De Chico tengo una anécdota. Serían más o menos las tres de la madrugada y él venía de tocar; tuvo la mala idea de meterse por la calle donde resido. Nury Hernández tenía fiesta en su casa con Armando Hernández, su primo, y vió que venía Chico, lo llamó, le brindó una mecedora y un trago. Chico venía herido, Nury se dió cuenta que se le iba a escapar, tomó las llaves y condenó la reja, Chico le dijo que estaba borracho y se iba, Nury le ripostó ‘vas a tener que volar’, la reja le daba por el pecho a Chico, le pidió agua, Nury entró a buscarla y, apenas le dió la espalda, con una agilidad digna de Batman, se voló la reja y pegó un carrerón, dejando a Nury viendo un chispero.
Hoy, la zona del Parque ya no huele a música y cerraron Máquina, El Punto y, en su lugar, hay asaderos de pollo.

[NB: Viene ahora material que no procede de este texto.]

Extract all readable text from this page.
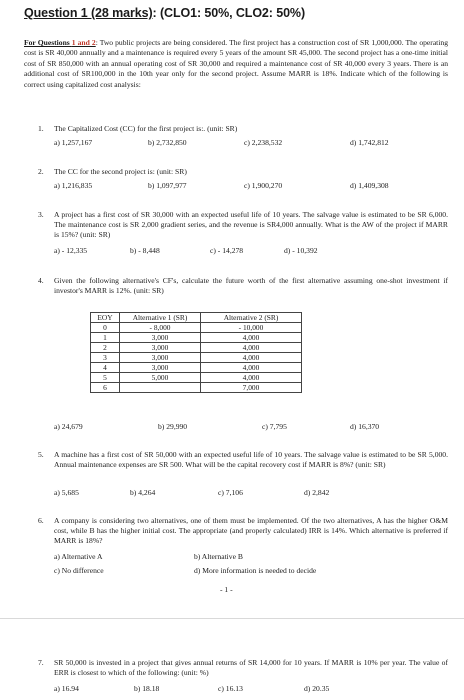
Question 1 (28 marks): (CLO1: 50%, CLO2: 50%)
For Questions 1 and 2: Two public projects are being considered. The first project has a construction cost of SR 1,000,000. The operating cost is SR 40,000 annually and a maintenance is required every 5 years of the amount SR 45,000. The second project has a one-time initial cost of SR 850,000 with an annual operating cost of SR 30,000 and required a maintenance cost of SR 40,000 every 3 years. There is an additional cost of SR100,000 in the 10th year only for the second project. Assume MARR is 18%. Indicate which of the following is correct using capitalized cost analysis:
1. The Capitalized Cost (CC) for the first project is:. (unit: SR)
a) 1,257,167	b) 2,732,850	c) 2,238,532	d) 1,742,812
2. The CC for the second project is: (unit: SR)
a) 1,216,835	b) 1,097,977	c) 1,900,270	d) 1,409,308
3. A project has a first cost of SR 30,000 with an expected useful life of 10 years. The salvage value is estimated to be SR 6,000. The maintenance cost is SR 2,000 gradient series, and the revenue is SR4,000 annually. What is the AW of the project if MARR is 15%? (unit: SR)
a) - 12,335	b) - 8,448	c) - 14,278	d) - 10,392
4. Given the following alternative's CF's, calculate the future worth of the first alternative assuming one-shot investment if investor's MARR is 12%. (unit: SR)
EOY	Alternative 1 (SR)	Alternative 2 (SR)
0	- 8,000	- 10,000
1	3,000	4,000
2	3,000	4,000
3	3,000	4,000
4	3,000	4,000
5	5,000	4,000
6		7,000
a) 24,679	b) 29,990	c) 7,795	d) 16,370
5. A machine has a first cost of SR 50,000 with an expected useful life of 10 years. The salvage value is estimated to be SR 5,000. Annual maintenance expenses are SR 500. What will be the capital recovery cost if MARR is 8%? (unit: SR)
a) 5,685	b) 4,264	c) 7,106	d) 2,842
6. A company is considering two alternatives, one of them must be implemented. Of the two alternatives, A has the higher O&M cost, while B has the higher initial cost. The appropriate (and properly calculated) IRR is 14%. Which alternative is preferred if MARR is 18%?
a) Alternative A	b) Alternative B
c) No difference	d) More information is needed to decide
- 1 -
7. SR 50,000 is invested in a project that gives annual returns of SR 14,000 for 10 years. If MARR is 10% per year. The value of ERR is closest to which of the following: (unit: %)
a) 16.94	b) 18.18	c) 16.13	d) 20.35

Hoy Magangué está inmerso en un atraso proverbial. El abandono, la desidia, la corrupción, la viveza, la triquiñuela, la trampa, el cómo voy yo imperan, las basuras nos afean y hieden y hay dejadéz, malparidéz e hijueputéz.
Todo el que llega al Nido de Ratas es a llenarse y, mientras el pueblo venda su voto, no hay solución a la vista.

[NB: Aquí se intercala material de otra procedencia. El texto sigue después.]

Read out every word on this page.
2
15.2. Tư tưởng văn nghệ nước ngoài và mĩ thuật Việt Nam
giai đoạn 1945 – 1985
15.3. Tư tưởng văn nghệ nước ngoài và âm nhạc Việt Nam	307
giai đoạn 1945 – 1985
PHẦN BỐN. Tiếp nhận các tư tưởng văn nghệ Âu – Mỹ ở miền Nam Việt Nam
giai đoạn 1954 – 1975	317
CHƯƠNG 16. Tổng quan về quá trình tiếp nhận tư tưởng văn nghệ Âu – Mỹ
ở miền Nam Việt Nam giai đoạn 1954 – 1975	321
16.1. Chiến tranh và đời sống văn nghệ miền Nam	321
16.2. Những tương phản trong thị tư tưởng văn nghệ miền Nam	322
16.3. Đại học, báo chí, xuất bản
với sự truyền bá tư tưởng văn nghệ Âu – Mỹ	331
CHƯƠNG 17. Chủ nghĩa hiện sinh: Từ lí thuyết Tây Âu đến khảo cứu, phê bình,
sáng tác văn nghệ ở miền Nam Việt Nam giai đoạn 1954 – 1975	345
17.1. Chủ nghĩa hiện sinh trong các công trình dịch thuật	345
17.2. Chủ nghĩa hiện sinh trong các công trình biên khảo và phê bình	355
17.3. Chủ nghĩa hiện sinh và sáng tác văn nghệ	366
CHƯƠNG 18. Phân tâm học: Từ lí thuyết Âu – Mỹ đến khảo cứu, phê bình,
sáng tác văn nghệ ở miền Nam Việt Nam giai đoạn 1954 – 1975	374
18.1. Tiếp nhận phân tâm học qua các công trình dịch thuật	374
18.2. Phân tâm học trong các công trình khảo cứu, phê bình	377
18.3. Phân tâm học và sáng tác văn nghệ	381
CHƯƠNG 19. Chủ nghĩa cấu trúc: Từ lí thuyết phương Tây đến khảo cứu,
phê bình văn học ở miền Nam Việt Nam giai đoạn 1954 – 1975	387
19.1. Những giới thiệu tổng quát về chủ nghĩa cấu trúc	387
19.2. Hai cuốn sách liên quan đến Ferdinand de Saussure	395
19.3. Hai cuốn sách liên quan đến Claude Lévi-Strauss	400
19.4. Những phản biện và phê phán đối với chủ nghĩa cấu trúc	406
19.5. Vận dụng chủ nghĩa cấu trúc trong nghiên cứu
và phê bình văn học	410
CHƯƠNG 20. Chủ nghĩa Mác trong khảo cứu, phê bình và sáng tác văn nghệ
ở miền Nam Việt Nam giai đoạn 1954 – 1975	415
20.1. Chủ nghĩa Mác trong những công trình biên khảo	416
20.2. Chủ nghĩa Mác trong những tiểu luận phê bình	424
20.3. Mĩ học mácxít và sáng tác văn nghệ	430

Solo falta que Dios meta su mano y haga un milagro para que estos desagradecidos y desgraciados hijos de esta tierra bendita, que un día les dió abrigo, se conduelan de ella. O que el diablo siga metiendo mano y todo lo que toquen se les convierta en oro, incluso los alimentos, como el Rey Midas, y que ellos ni sus hijos disfruten nada.
*William Eduardo González Buitrago, nacido en Magangué. Trabaja con una empresa eléctrica.